However, had an investor used this magazine cover as a contrarian “buy” signal, he would have been rewarded with 17.4% annual gains for the next two decades. That’s a cumulative 2,375% returns, turning $20,000 into almost half a million dollars.
Bottom line: Beware extreme investor sentiment. It’s often precisely when the market begins shifting in the other direction.
With this in mind, here’s what I stumbled upon yesterday morning
It doesn’t carry the same gravitas as a BusinessWeek cover, but you’ll get the point…
Source: @BarChart
If you can’t see the image, we’re looking at a bear on life support in a hospital. Behind him is an unyielding bullish stock chart.
We’re seeing this rampant, gleeful bullishness everywhere today.
For example, the put-to-call ratio just fell to 0.44, the lowest level since July of 2023. It’s also the second-lowest level since March of 2022.
If you’re less familiar with options, investors typically buy puts when they’re feeling bearish and calls when they feel bullish.

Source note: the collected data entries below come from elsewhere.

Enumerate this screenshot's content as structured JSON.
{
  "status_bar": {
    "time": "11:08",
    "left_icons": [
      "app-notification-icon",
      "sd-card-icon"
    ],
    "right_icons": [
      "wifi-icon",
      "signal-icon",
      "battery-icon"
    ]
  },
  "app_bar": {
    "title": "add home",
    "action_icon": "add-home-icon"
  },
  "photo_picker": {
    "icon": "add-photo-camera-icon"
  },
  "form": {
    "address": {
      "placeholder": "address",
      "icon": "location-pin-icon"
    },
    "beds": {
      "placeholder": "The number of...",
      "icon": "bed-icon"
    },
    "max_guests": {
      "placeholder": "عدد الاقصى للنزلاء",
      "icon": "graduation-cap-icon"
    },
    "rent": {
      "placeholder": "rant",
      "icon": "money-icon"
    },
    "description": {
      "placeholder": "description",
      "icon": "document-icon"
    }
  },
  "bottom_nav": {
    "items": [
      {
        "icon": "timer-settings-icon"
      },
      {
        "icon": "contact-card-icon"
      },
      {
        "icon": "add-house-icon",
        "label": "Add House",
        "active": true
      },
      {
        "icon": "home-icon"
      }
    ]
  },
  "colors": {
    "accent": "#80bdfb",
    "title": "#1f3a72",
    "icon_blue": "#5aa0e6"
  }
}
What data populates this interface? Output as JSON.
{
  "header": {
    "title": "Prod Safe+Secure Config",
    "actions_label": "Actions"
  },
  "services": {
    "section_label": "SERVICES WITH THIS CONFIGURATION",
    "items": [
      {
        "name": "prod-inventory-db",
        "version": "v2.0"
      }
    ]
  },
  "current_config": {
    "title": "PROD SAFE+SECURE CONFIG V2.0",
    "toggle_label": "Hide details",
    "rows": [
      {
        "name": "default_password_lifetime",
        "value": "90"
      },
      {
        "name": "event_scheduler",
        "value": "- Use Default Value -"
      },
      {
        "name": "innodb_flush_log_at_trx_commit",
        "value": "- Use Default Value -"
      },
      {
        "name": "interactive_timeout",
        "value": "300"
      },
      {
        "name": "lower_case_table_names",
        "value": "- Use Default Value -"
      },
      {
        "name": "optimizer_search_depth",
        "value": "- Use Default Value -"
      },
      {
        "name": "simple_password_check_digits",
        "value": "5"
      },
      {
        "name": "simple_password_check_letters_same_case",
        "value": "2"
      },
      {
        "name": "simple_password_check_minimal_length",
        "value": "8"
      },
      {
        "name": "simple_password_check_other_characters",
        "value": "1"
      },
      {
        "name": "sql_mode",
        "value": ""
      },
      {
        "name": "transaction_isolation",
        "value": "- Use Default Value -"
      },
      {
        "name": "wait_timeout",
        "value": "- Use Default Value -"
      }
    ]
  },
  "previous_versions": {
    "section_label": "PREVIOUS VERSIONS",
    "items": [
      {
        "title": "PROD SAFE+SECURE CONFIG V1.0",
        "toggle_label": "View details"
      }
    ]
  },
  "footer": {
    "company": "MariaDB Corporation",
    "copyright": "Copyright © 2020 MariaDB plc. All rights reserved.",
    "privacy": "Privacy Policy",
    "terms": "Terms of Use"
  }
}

So, this ratio is telling us that bullish investors have the least interest in hedging their portfolios in years.
And why should they?
The S&P has racked up 45 all-time highs in 2024… it’s having its best year-to-date performance of entire millennium… and it has launched the value of the median U.S. household stock portfolio to $250,000, which is almost twice where it stood in early-2023.
Source: The Daily Shot
Bottom line: Bulls are partying… fear is fading as portfolios swell… and once again, FOMO is becoming the driving emotion of the market.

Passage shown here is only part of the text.